Ketiga, meningkatkan saprodi pertanian dgn pengembangan produksi pupuk organik & prasarana pertanian. Keempat, meningkatkan IKM melalui fasilitasi sarana dan prasarana produksi serta bantuan pemasaran atau optimalisasi penggunaan produk di instansi pemerintah
“Kelima meningkatkan ekonomi digital dengan fasilitasi kurasi UMKM masuk ke e-commerce dan peningkatan e-catalog lokal untuk optimalisasi. Keenam meningkatkan pembiayaan UMKM melalui peningkatan akses KUR, akses asuransi, serta pendirian PT Jamkrida Sumut,” ujarnya.
Ketujuh, meningkatkan industri pariwisata melalui promosi wisata Sumatera Utara.
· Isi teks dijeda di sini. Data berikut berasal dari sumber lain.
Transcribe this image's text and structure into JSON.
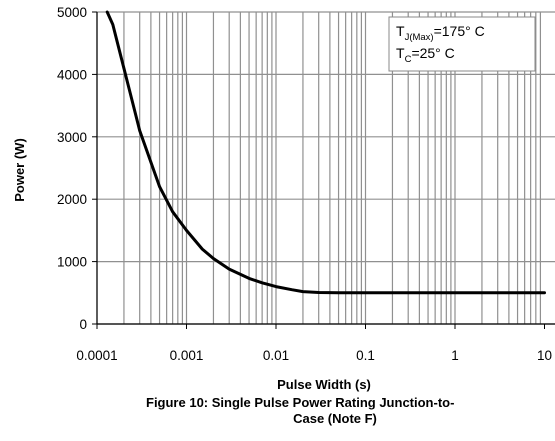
{
  "chart_data": {
    "type": "line",
    "title": "Figure 10: Single Pulse Power Rating Junction-to-Case (Note F)",
    "title_lines": [
      "Figure 10: Single Pulse Power Rating Junction-to-",
      "Case (Note F)"
    ],
    "xlabel": "Pulse Width (s)",
    "ylabel": "Power (W)",
    "x_scale": "log",
    "xlim": [
      0.0001,
      10
    ],
    "ylim": [
      0,
      5000
    ],
    "x_tick_labels": [
      "0.0001",
      "0.001",
      "0.01",
      "0.1",
      "1",
      "10"
    ],
    "y_tick_labels": [
      "0",
      "1000",
      "2000",
      "3000",
      "4000",
      "5000"
    ],
    "grid": true,
    "legend": "none",
    "annotations": [
      {
        "main": "T",
        "sub": "J(Max)",
        "rest": "=175° C"
      },
      {
        "main": "T",
        "sub": "C",
        "rest": "=25° C"
      }
    ],
    "annotation_position": "top-right",
    "line_color": "#000000",
    "grid_color": "#909090",
    "series": [
      {
        "x": [
          0.00013,
          0.00015,
          0.0002,
          0.0003,
          0.0005,
          0.0007,
          0.001,
          0.0015,
          0.002,
          0.003,
          0.005,
          0.007,
          0.01,
          0.015,
          0.02,
          0.03,
          0.05,
          0.1,
          0.3,
          1,
          3,
          10
        ],
        "values": [
          5000,
          4800,
          4100,
          3100,
          2200,
          1800,
          1500,
          1200,
          1050,
          880,
          730,
          660,
          600,
          550,
          520,
          505,
          500,
          500,
          500,
          500,
          500,
          500
        ]
      }
    ]
  }
}
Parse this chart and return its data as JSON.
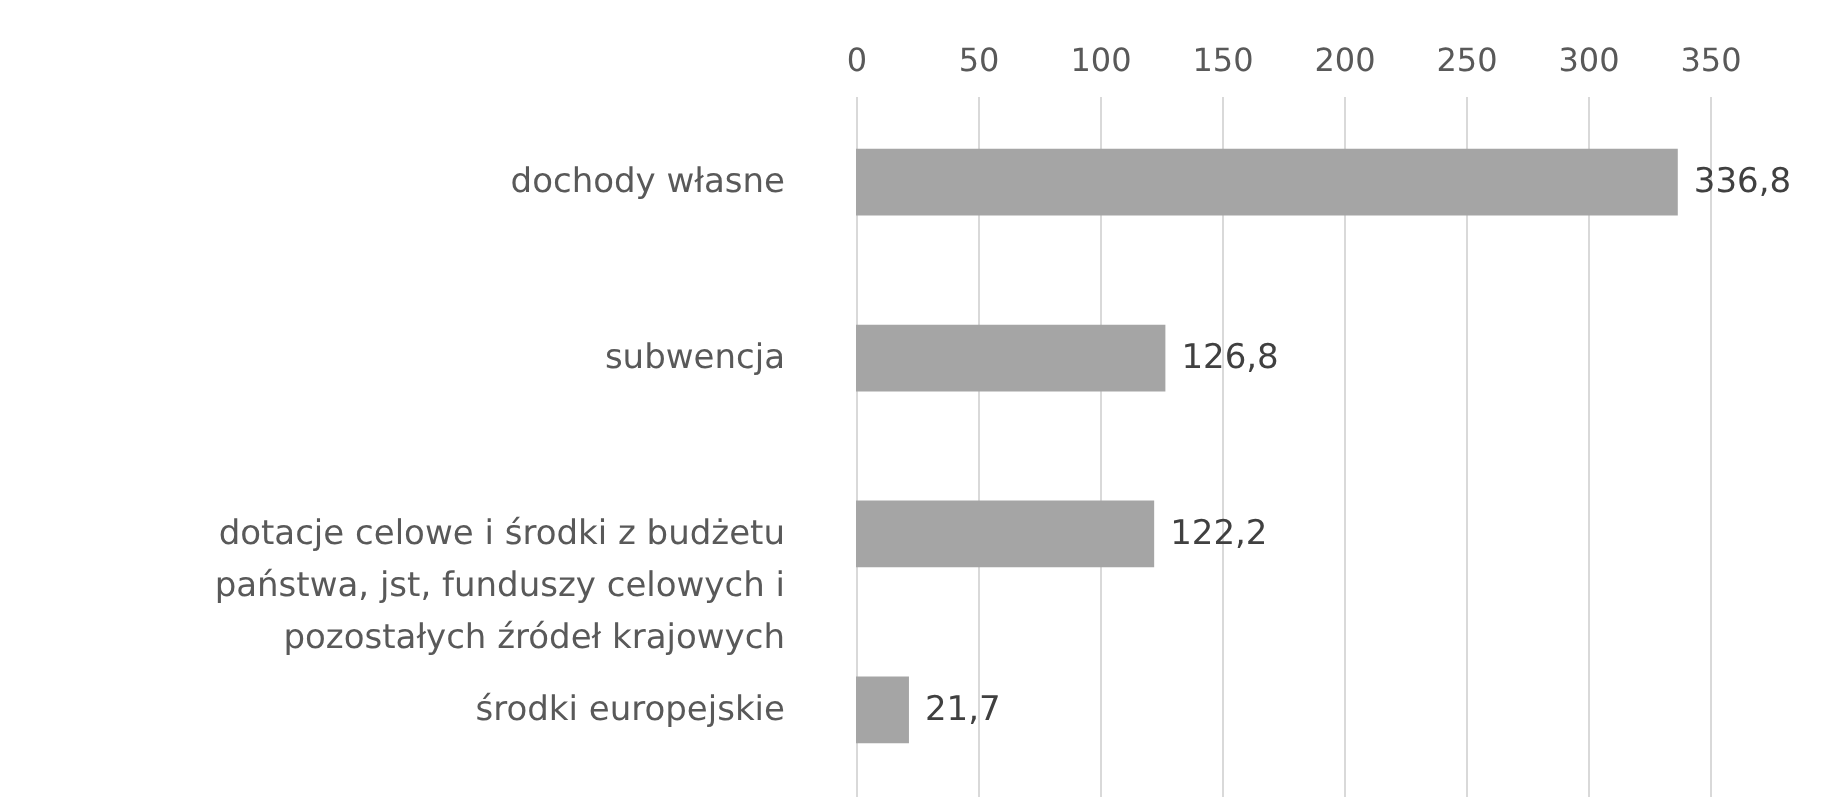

Dan kedelapan meningkatkan ekspor melalui pelatihan UMKM/IKM untuk Go Ekspor.
“Namun kita juga punya empat tantangan di tahun 2022 hingga 2023 yakni yang pertama perekonomian masih dipenuhi ketidakpastian dan ketidakstabilan kenaikan harga BBM, pangan dan kelangkaan pupuk sehingga perlu dipersiapkan kemandirian dan ketahanan pangan,” ujarnya.
Kedua terjadinya disrupsi ekonomi dari ekonomi konvensional ke ekonomi digital yang mengubah cara masyarakat berproduksi dan mengkonsumsi membuat banyak usaha harus melakukan adaptasi kepada ekonomi digital.
“Ketiga perekonomian Sumatera Utara masih di dominasi sektor pertanian yakni 22 persen, sementara provinsi lain sudah di dominasi sektor industri pengolahan, sehingga perlu dilakukan hilirisasi untuk meningkatkan nilai tambah ekonomi dengan basis industri pengolahan,” katanya.
Keempat, pelaku ekonomi masih didominasi UMKM yang jumlahnya sekitar 98% namun SDM dan produktivitas sangat rendah, sehingga perlu mendorong peningkatan produktivitas dan pemberdayaan petani/UKM naik kelas/korporatisasi.